Aprusia veddah

Scientific classification
- Kingdom: Animalia
- Phylum: Arthropoda
- Subphylum: Chelicerata
- Class: Arachnida
- Order: Araneae
- Infraorder: Araneomorphae
- Family: Oonopidae
- Genus: Aprusia
- Species: A. veddah
- Binomial name: Aprusia veddah Grismado & Deeleman, 2011

= Aprusia veddah =

- Authority: Grismado & Deeleman, 2011

Species of spider

Aprusia veddah, is a species of oonopid spider of the genus Aprusia. It is endemic to Sri Lanka.

==Etymology==

The specific name comes from the Vedda people, who are the indigenous people of Sri Lanka.

==Description==

Aprusia veddah is only known from the female of the species. The females are 18.5mm long. The cephalothorax is pale orange and broadly oval in shape. The anterior lateral eyes are the largest and circular, the posterior median eyes are oval, as are the posterior lateral eyes; the posterior eye row is procurved from the front; the anterior lateral eyes are separated by less than their radius, the anterior lateral eye and the posterior lateral eye are separated by less than the anterior lateral eye's radius, the posterior median eyes are touching, the posterior lateral eye and posterior median eye are touching. The sternum is longer than wide. They have three spines on the prolateral side of the first femur.

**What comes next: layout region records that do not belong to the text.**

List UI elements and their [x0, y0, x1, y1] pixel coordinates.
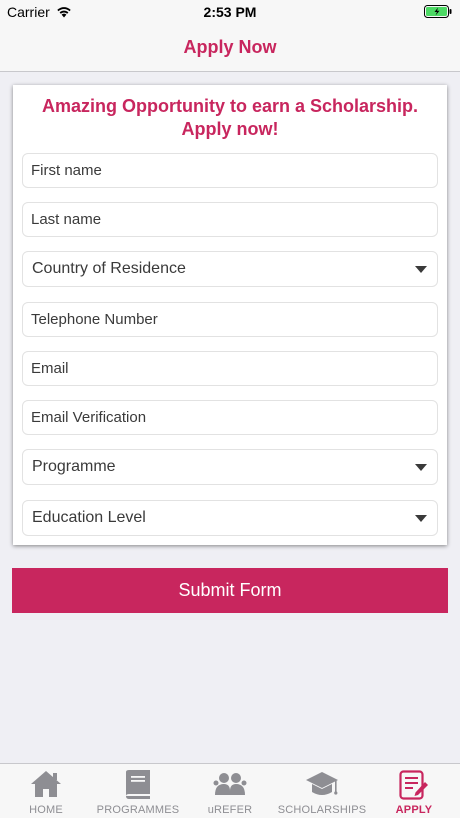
- tab-scholarships[interactable]: SCHOLARSHIPS: [276, 764, 368, 818]
- nav-bar: Apply Now: [0, 24, 460, 72]
- tab-programmes-label: PROGRAMMES: [96, 804, 180, 816]
- chevron-down-icon: [415, 266, 427, 273]
- last-name-field[interactable]: [22, 202, 438, 237]
- education-level-select[interactable]: Education Level: [22, 500, 438, 536]
- first-name-input[interactable]: [23, 154, 437, 187]
- tab-apply-label: APPLY: [395, 804, 433, 816]
- form-edit-icon: [399, 770, 428, 800]
- chevron-down-icon: [415, 515, 427, 522]
- email-field[interactable]: [22, 351, 438, 386]
- status-bar: Carrier 2:53 PM: [0, 0, 460, 24]
- tab-home[interactable]: HOME: [0, 764, 92, 818]
- education-level-select-label: Education Level: [32, 509, 146, 526]
- submit-form-button[interactable]: Submit Form: [12, 568, 448, 613]
- email-verification-input[interactable]: [23, 401, 437, 434]
- tab-urefer-label: uREFER: [207, 804, 253, 816]
- application-form-card: Amazing Opportunity to earn a Scholarshi…: [13, 85, 447, 545]
- last-name-input[interactable]: [23, 203, 437, 236]
- page-title: Apply Now: [183, 37, 277, 57]
- email-input[interactable]: [23, 352, 437, 385]
- tab-apply[interactable]: APPLY: [368, 764, 460, 818]
- chevron-down-icon: [415, 464, 427, 471]
- tab-scholarships-label: SCHOLARSHIPS: [277, 804, 367, 816]
- telephone-input[interactable]: [23, 303, 437, 336]
- programme-select-label: Programme: [32, 458, 116, 475]
- first-name-field[interactable]: [22, 153, 438, 188]
- telephone-field[interactable]: [22, 302, 438, 337]
- battery-icon: [424, 5, 454, 23]
- book-icon: [126, 770, 150, 799]
- tab-programmes[interactable]: PROGRAMMES: [92, 764, 184, 818]
- email-verification-field[interactable]: [22, 400, 438, 435]
- country-select[interactable]: Country of Residence: [22, 251, 438, 287]
- people-icon: [213, 773, 247, 795]
- programme-select[interactable]: Programme: [22, 449, 438, 485]
- tab-urefer[interactable]: uREFER: [184, 764, 276, 818]
- country-select-label: Country of Residence: [32, 260, 186, 277]
- tab-home-label: HOME: [29, 804, 63, 816]
- graduation-cap-icon: [306, 772, 338, 795]
- home-icon: [31, 771, 61, 797]
- clock: 2:53 PM: [203, 4, 257, 20]
- tab-bar: HOME PROGRAMMES uREFER SCHOLARSHIPS APPL…: [0, 763, 460, 818]
- form-headline: Amazing Opportunity to earn a Scholarshi…: [41, 96, 419, 139]
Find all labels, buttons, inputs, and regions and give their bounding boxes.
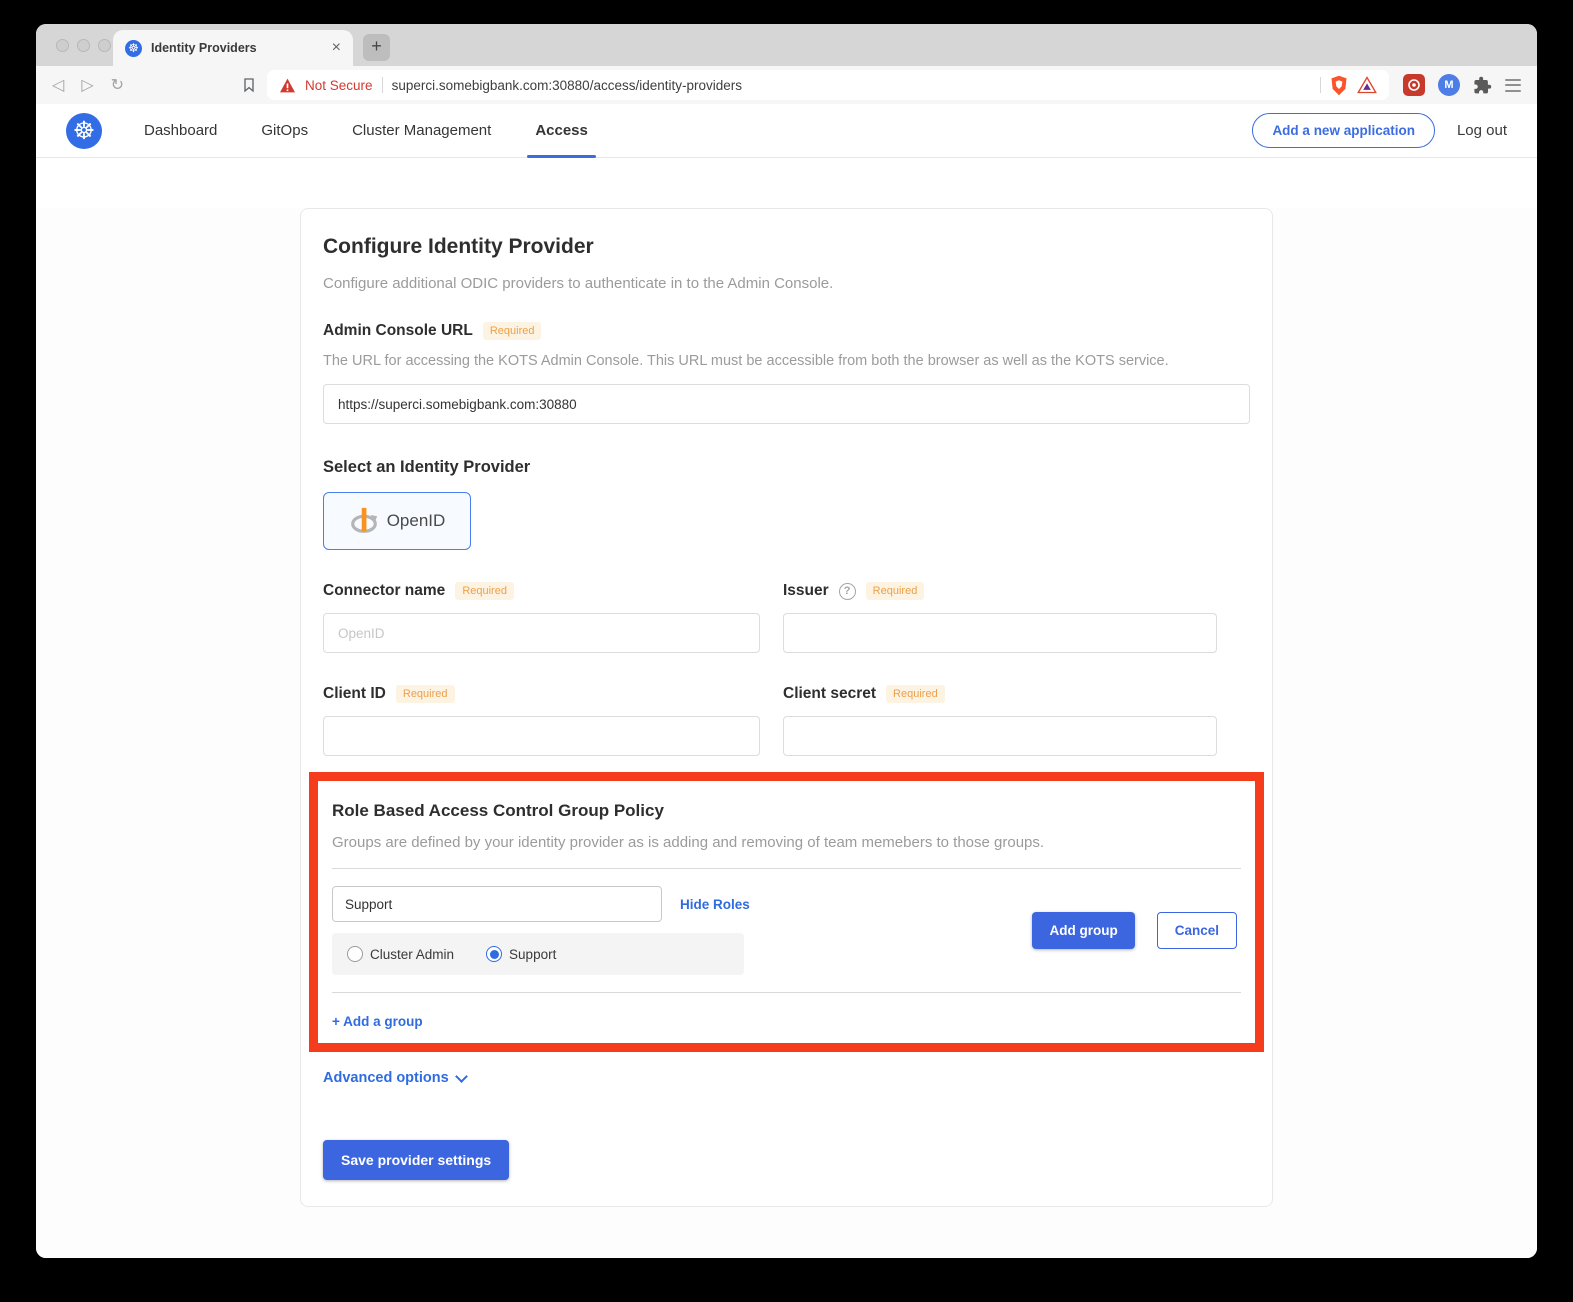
- page-content: Configure Identity Provider Configure ad…: [36, 208, 1537, 1258]
- issuer-field: Issuer ? Required: [783, 582, 1217, 653]
- browser-tab[interactable]: ☸ Identity Providers ×: [113, 30, 353, 66]
- radio-selected-icon: [486, 946, 502, 962]
- brave-shield-icon[interactable]: [1330, 75, 1348, 96]
- cancel-button[interactable]: Cancel: [1157, 912, 1237, 949]
- client-id-field: Client ID Required: [323, 685, 760, 756]
- required-badge: Required: [455, 582, 514, 600]
- nav-right: Add a new application Log out: [1252, 113, 1507, 148]
- identity-provider-select-label: Select an Identity Provider: [323, 458, 1250, 477]
- admin-console-url-label: Admin Console URL: [323, 322, 473, 340]
- extension-icon[interactable]: [1403, 74, 1425, 96]
- provider-fields-grid: Connector name Required Issuer ? Require…: [323, 582, 1250, 756]
- role-radio-support[interactable]: Support: [486, 946, 556, 962]
- client-secret-label: Client secret: [783, 685, 876, 703]
- extensions-puzzle-icon[interactable]: [1473, 76, 1492, 95]
- tab-title: Identity Providers: [151, 41, 323, 55]
- rbac-section-title: Role Based Access Control Group Policy: [332, 801, 1241, 821]
- required-badge: Required: [866, 582, 925, 600]
- role-radio-label: Cluster Admin: [370, 947, 454, 962]
- divider: [332, 868, 1241, 869]
- group-editor-left: Hide Roles Cluster Admin Support: [332, 886, 1032, 975]
- help-icon[interactable]: ?: [839, 583, 856, 600]
- add-a-group-link[interactable]: + Add a group: [332, 1014, 423, 1029]
- required-badge: Required: [483, 322, 542, 340]
- connector-name-label: Connector name: [323, 582, 445, 600]
- group-name-input[interactable]: [332, 886, 662, 922]
- nav-item-gitops[interactable]: GitOps: [261, 104, 308, 157]
- warning-icon: [279, 78, 296, 93]
- not-secure-label: Not Secure: [305, 78, 373, 93]
- chevron-down-icon: [455, 1070, 468, 1083]
- group-editor-row: Hide Roles Cluster Admin Support: [332, 886, 1241, 975]
- reload-icon[interactable]: ↻: [111, 75, 124, 95]
- menu-icon[interactable]: [1505, 79, 1521, 92]
- openid-provider-card[interactable]: OpenID: [323, 492, 471, 550]
- page-title: Configure Identity Provider: [323, 235, 1250, 259]
- required-badge: Required: [396, 685, 455, 703]
- add-group-button[interactable]: Add group: [1032, 912, 1134, 949]
- role-radio-label: Support: [509, 947, 556, 962]
- advanced-options-label: Advanced options: [323, 1070, 449, 1086]
- hide-roles-link[interactable]: Hide Roles: [680, 897, 750, 912]
- bookmark-icon[interactable]: [241, 77, 257, 93]
- admin-console-url-section: Admin Console URL Required The URL for a…: [323, 322, 1250, 424]
- nav-item-access[interactable]: Access: [535, 104, 588, 157]
- url-text: superci.somebigbank.com:30880/access/ide…: [392, 78, 742, 93]
- divider: [332, 992, 1241, 993]
- rbac-section-description: Groups are defined by your identity prov…: [332, 834, 1241, 851]
- client-id-label: Client ID: [323, 685, 386, 703]
- group-actions: Add group Cancel: [1032, 912, 1241, 949]
- url-separator: [1320, 77, 1321, 93]
- browser-window: ☸ Identity Providers × + ◁ ▷ ↻ Not Secur…: [36, 24, 1537, 1258]
- window-zoom-button[interactable]: [98, 39, 111, 52]
- app-navigation: ☸ Dashboard GitOps Cluster Management Ac…: [36, 104, 1537, 158]
- window-controls: [56, 39, 111, 52]
- required-badge: Required: [886, 685, 945, 703]
- role-radio-cluster-admin[interactable]: Cluster Admin: [347, 946, 454, 962]
- new-tab-button[interactable]: +: [363, 34, 390, 61]
- issuer-label: Issuer: [783, 582, 829, 600]
- back-icon[interactable]: ◁: [52, 75, 64, 95]
- url-separator: [382, 77, 383, 93]
- admin-console-url-help: The URL for accessing the KOTS Admin Con…: [323, 353, 1250, 369]
- connector-name-input[interactable]: [323, 613, 760, 653]
- kubernetes-logo: ☸: [66, 113, 102, 149]
- client-id-input[interactable]: [323, 716, 760, 756]
- address-bar[interactable]: Not Secure superci.somebigbank.com:30880…: [267, 70, 1389, 100]
- save-provider-settings-button[interactable]: Save provider settings: [323, 1140, 509, 1180]
- annotation-highlight-box: Role Based Access Control Group Policy G…: [309, 772, 1264, 1052]
- forward-icon[interactable]: ▷: [81, 75, 93, 95]
- kubernetes-favicon: ☸: [125, 40, 142, 57]
- nav-item-dashboard[interactable]: Dashboard: [144, 104, 217, 157]
- radio-unselected-icon: [347, 946, 363, 962]
- page-subtitle: Configure additional ODIC providers to a…: [323, 275, 1250, 292]
- browser-toolbar: ◁ ▷ ↻ Not Secure superci.somebigbank.com…: [36, 66, 1537, 104]
- client-secret-input[interactable]: [783, 716, 1217, 756]
- profile-avatar[interactable]: M: [1438, 74, 1460, 96]
- admin-console-url-input[interactable]: [323, 384, 1250, 424]
- extension-area: M: [1403, 74, 1521, 96]
- roles-radio-group: Cluster Admin Support: [332, 933, 744, 975]
- advanced-options-toggle[interactable]: Advanced options: [323, 1070, 1250, 1086]
- client-secret-field: Client secret Required: [783, 685, 1217, 756]
- issuer-input[interactable]: [783, 613, 1217, 653]
- configure-identity-provider-card: Configure Identity Provider Configure ad…: [300, 208, 1273, 1207]
- window-close-button[interactable]: [56, 39, 69, 52]
- tab-close-icon[interactable]: ×: [332, 40, 341, 56]
- openid-label: OpenID: [387, 511, 446, 531]
- connector-name-field: Connector name Required: [323, 582, 760, 653]
- bat-rewards-icon[interactable]: [1357, 76, 1377, 94]
- openid-logo-icon: [349, 506, 379, 536]
- window-minimize-button[interactable]: [77, 39, 90, 52]
- logout-link[interactable]: Log out: [1457, 122, 1507, 139]
- browser-tab-bar: ☸ Identity Providers × +: [36, 24, 1537, 66]
- nav-item-cluster-management[interactable]: Cluster Management: [352, 104, 491, 157]
- add-new-application-button[interactable]: Add a new application: [1252, 113, 1435, 148]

The abdomen has dorsal scuta that are weakly sclerotized, pale orange and without a colour pattern. They cover around half of the abdomen. The epigastric scutum is weakly sclerotized, surrounding the pedicel, not protruding, small lateral sclerites absent. The postepigastric scutum is weakly sclerotized, pale orange,
short, almost rectangular, only around the epigastric furrow, not fused to the epigastric scutum, the anterior margin is unmodified. The abdominal dorsal scutum is relatively long. The anterior receptacle and the lateral apodemes in the internal genitalia are also relatively long and thin.